Les rendez-vous de Paris

1995

Avec : Clara Bellar (Esther), Antoine Basler (Horace), Mathias Mégard (le dragueur), Judith Chancel (Aricie), Malcolm Conrath (Felix), Cécile Parès (Hermione), Olivier Poujol (Le garçon de café) / Aurore Rauscher (Elle), Serge Renko (Lui), Michael Kraft (Le peintre), Bénédicte Loyen (La jeune femme), Veronika Johansson (Anita, la suedoise). 1h34.

LE RENDEZ-VOUS DE 7 HEURES. Esther apprend par son ami Félix que son amant Horace a été souvent aperçu en galante compagnie chez «Dame Tartine», un café sur le parvis de Beaubourg. Ébranlée, elle se confie à Hermione, sa meilleure amie, qui lui conseille de rendre Horace jaloux en se montrant elle aussi avec d’autres garçons.

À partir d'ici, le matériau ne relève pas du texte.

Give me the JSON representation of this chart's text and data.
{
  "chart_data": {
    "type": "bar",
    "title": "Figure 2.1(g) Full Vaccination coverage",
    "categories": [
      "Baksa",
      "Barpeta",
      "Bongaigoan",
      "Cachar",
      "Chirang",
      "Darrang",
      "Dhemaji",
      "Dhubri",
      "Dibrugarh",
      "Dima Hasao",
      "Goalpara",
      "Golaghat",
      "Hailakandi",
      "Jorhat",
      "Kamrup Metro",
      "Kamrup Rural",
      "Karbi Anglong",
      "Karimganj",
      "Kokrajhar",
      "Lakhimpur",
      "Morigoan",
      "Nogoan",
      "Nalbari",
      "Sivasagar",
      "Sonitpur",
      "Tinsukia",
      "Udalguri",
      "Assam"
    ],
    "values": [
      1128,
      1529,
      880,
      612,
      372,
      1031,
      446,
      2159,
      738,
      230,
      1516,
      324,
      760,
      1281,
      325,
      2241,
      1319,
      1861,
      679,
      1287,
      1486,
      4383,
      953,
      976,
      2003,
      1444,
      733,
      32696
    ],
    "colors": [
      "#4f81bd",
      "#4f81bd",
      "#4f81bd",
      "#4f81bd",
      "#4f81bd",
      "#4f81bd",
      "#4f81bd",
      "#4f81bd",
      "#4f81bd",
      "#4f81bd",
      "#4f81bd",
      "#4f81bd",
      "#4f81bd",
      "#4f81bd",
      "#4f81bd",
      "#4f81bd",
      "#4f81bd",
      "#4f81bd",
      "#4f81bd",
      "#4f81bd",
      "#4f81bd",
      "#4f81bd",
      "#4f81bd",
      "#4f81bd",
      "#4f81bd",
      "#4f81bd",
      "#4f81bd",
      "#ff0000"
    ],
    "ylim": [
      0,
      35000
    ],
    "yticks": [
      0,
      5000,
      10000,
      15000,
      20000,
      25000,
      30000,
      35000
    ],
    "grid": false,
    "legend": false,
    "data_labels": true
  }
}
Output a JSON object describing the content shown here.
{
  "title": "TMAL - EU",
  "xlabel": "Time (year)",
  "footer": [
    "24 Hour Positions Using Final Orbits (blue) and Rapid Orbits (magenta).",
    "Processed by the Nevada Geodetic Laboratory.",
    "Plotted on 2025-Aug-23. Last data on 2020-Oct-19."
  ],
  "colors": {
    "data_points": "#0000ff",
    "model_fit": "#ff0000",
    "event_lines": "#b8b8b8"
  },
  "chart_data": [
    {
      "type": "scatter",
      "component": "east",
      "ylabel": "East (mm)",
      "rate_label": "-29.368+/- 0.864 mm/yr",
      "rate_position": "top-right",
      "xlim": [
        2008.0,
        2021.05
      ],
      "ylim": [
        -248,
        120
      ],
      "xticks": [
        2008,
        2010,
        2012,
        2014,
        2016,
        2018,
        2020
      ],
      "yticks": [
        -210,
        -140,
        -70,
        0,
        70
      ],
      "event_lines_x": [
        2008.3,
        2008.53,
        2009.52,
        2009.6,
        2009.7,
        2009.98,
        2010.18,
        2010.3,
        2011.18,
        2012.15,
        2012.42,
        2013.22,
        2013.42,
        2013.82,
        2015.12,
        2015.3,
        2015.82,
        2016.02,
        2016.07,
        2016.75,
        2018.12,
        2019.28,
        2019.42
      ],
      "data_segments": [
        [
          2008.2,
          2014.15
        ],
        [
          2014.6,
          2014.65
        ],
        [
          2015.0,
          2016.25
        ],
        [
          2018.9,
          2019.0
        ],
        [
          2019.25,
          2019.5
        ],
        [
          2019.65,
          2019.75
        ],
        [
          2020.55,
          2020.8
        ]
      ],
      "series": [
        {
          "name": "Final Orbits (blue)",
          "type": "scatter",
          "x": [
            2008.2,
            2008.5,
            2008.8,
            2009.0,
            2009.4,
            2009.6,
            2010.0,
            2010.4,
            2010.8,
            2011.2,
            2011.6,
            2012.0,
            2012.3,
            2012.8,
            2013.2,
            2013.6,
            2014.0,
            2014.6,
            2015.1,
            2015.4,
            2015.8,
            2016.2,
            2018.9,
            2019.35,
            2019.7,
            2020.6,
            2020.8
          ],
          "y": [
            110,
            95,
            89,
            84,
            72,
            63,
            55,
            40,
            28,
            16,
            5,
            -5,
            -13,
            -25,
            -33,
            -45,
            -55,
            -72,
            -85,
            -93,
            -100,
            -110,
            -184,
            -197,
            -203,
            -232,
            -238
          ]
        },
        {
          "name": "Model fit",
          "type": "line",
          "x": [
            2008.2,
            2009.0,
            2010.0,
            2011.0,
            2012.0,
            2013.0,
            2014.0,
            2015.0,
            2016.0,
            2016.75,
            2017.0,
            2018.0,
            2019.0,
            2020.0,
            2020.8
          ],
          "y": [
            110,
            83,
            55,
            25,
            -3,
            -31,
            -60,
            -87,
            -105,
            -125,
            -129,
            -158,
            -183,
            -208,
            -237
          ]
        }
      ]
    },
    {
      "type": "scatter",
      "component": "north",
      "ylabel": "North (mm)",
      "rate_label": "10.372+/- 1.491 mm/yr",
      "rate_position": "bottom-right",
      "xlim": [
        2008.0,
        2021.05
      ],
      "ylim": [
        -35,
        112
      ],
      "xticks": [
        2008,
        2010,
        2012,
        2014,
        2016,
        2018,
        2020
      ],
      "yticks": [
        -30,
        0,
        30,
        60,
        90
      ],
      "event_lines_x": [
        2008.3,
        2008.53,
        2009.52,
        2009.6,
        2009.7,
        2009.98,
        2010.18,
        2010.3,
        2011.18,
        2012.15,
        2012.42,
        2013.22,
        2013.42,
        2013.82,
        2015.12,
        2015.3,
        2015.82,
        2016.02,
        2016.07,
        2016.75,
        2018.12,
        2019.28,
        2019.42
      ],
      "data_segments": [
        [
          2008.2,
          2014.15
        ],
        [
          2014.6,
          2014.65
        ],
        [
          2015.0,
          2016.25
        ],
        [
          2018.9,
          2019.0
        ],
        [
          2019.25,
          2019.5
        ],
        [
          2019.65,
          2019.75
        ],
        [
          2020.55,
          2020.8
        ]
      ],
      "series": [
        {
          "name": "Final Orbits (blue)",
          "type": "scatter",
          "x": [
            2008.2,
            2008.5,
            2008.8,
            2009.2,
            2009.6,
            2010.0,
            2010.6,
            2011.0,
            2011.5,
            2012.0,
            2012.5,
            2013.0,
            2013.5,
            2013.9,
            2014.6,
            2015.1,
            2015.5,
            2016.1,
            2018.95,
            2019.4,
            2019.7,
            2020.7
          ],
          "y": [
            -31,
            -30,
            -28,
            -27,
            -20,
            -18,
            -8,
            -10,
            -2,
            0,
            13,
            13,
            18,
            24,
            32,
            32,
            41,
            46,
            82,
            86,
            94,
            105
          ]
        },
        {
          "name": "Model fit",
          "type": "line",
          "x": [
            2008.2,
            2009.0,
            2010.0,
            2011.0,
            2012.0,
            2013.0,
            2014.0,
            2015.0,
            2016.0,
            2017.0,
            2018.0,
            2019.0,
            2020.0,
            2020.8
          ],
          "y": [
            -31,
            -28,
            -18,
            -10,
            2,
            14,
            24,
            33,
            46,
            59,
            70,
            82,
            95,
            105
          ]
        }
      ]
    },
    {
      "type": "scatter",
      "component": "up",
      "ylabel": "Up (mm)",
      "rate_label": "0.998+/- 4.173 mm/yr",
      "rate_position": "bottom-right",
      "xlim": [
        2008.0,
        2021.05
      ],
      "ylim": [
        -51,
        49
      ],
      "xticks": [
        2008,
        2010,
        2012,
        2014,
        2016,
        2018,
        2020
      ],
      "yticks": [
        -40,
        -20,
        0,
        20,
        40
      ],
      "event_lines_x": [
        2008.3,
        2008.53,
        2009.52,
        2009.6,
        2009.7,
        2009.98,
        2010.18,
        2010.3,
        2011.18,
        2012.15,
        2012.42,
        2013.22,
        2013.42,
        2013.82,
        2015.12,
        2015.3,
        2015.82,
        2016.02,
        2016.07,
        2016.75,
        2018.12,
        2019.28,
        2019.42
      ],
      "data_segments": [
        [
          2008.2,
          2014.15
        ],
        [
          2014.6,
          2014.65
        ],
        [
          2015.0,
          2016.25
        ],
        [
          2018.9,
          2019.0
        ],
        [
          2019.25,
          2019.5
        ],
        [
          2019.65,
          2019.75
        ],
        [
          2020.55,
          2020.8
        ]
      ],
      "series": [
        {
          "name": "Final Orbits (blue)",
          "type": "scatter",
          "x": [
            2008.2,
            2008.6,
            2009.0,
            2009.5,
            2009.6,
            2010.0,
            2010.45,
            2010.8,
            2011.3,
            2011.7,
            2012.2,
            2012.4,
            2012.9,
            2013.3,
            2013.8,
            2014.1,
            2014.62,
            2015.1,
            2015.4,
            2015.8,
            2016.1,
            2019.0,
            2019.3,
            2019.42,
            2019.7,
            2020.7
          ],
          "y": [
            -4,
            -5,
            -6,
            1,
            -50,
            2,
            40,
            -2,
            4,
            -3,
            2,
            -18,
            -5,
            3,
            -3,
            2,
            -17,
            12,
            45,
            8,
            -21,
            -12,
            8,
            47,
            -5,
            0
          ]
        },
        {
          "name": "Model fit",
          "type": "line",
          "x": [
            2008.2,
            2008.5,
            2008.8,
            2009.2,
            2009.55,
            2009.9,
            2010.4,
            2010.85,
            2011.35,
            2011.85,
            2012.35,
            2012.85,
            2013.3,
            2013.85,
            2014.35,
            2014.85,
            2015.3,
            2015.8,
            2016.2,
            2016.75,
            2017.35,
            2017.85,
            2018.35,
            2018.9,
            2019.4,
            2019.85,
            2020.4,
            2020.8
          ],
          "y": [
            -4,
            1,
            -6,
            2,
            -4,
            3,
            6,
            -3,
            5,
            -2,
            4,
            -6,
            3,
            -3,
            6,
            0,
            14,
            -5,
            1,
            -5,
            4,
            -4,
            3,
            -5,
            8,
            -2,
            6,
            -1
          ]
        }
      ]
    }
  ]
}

Le lendemain, en faisant son marché Boulevard Edgar-Quinet, Esther se laisse aborder par un dragueur à qui elle donne rendez-vous le soir même à sept heures chez Dame Tartine. À peine se sont-ils quittés qu’elle constate la disparition de son portefeuille et en conclut que son dragueur est aussi un voleur. Aricie trouve le portefeuille, qu’elle rapporte aussitôt à Esther. Toutes deux sympathisent et Esther décide d’accompagner Aricie… qui doit retrouver un nouvel amoureux chez «Dame Tartine». Le garçon en question est Horace, qu’Esther fait d’abord mine de ne pas connaître, puis rabroue lorsqu’il la suit dans la rue. Restée seule, Aricie règle les consommations, puis s’en va. À sa table, vient s’asseoir le dragueur, ponctuel au rendez-vous.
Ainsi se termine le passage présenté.